Sırat köprüsü ve mahiyeti
27/02/2024 Salı Köşe yazarı O.Ü
Sual: Sırat köprüsü deyince, dünyada bildiğimiz, deniz, nehir üzerine kurulan köprüler gibi mi anlayacağız?
Cevap: Sırat köprüsü deyince, bildiğimiz köprüler gibi sanmamalıdır.

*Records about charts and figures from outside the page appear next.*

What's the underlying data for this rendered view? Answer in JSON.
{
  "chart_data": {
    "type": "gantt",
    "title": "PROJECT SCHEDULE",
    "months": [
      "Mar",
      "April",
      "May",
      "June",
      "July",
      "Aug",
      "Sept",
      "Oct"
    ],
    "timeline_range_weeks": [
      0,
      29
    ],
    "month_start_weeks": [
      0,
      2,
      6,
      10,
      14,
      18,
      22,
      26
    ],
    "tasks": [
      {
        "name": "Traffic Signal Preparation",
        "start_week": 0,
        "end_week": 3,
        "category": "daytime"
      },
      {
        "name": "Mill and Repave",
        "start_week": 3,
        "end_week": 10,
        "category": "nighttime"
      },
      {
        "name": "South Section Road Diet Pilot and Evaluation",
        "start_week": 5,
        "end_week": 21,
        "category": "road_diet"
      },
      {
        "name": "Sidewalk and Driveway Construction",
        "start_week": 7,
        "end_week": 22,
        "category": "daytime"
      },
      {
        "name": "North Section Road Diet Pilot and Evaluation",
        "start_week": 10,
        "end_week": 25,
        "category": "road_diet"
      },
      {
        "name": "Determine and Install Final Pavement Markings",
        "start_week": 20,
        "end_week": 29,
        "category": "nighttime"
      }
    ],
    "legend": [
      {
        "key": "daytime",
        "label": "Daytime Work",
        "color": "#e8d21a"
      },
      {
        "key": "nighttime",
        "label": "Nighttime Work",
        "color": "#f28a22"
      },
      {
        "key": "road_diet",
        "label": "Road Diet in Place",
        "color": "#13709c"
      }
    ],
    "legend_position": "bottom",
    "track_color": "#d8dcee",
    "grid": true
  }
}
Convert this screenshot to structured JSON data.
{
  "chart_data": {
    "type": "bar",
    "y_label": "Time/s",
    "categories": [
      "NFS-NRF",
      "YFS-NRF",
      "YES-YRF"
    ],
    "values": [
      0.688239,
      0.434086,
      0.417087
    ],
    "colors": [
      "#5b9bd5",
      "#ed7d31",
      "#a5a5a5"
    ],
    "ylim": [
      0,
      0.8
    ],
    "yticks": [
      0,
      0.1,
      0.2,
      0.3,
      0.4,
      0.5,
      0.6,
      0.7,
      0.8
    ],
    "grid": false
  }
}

Nitekim, sınıf geçmek için, imtihan köprüsünden geçilir diyoruz. Her talebe
imtihan köprüsünden geçer. Hepsi buradan geçtiği için köprü diyoruz. Hâlbuki,
imtihanın, köprüye benzeyen hiçbir tarafı yoktur. İmtihan köprüsünden geçenler
olduğu gibi, geçemeyip, yuvarlananlar da olur. Fakat bu, köprüden denize
yuvarlanmaya benzemez. İmtihan köprüsünün nasıl olduğunu, buradan geçenler
bilir. Sırat köprüsünden de herkes geçecek, bazıları da geçemeyip Cehenneme
yuvarlanacaktır. Fakat, bu köprü ve buradan geçmek ve Cehenneme düşmek, dünya
köprüleri gibi ve imtihan köprüsü gibi değildir. Bunlara hiç benzemez. Sırat
köprüsü vardır. Müminler, bu köprüden geçip, cennete gidecek, kâfirler ise,
cehenneme düşeceklerdir.
Sual: Zamanımızda, küfre, harama, günaha düşmemek neredeyse imkânsız gibi
olmuştur. Bu durumda ne yapmalıdır?
Cevap: Her Müslümanın birinci vazifesi nefsine uymamaktır. Nefis, insanın en
büyük düşmanıdır. İnsanın imanını yok etmek ister ve bundan zevk alır. Allahü
teâlânın ve Peygamber efendimizin (sallallahü aleyhi ve
sellem) emirlerinden ve yasaklarından birisinin bile doğru, faydalı
olduğunda şüphe edenin imanı gider, kâfir olur. Kâfir, Cehennemde sonsuz
kalacaktır. Sonsuz olarak azapta kalmanın ne demek olduğunu insan
düşünse, korkudan uykusu kaçar, yemekten, içmekten kesilir. Hiçbir dünya zevki
gözüne görünmez. Küfrün cezası çok ağır, çok korkunç ise de, küfürden ve
günahlardan kurtulmak da çok kolaydır. Bunun biricik çaresi, imanını
tazelemektir. Bunun da en kolay yolu, her akşam yatarken, üç kerre;
“Estagfirullahel'azîm” okumaktır. Manasını düşünerek okumak lazımdır. Bunun
manası; “Ya Rabbî, beni affet” demektir. Allahü teâlâ, tövbeleri kabul
edeceğini vadetmiştir. Yalnız, tövbenin kabul olması için, namaz borcu ve kul
hakkı olmamak lazımdır. Bir namaz borcu olan, bunu kaza etmedikçe, tövbesi
kabul olmaz. Cehennemde yanmakdan kurtulmak için, ölmeden evvel namaz borcundan
ve kul hakkından kurtulmak lazımdır. Hiçbir hayırlı iş insanı bu azaptan
kurtaramaz. İbni Teymiyye ve benzerlerinin kurtarır demesine aldanmamalıdır.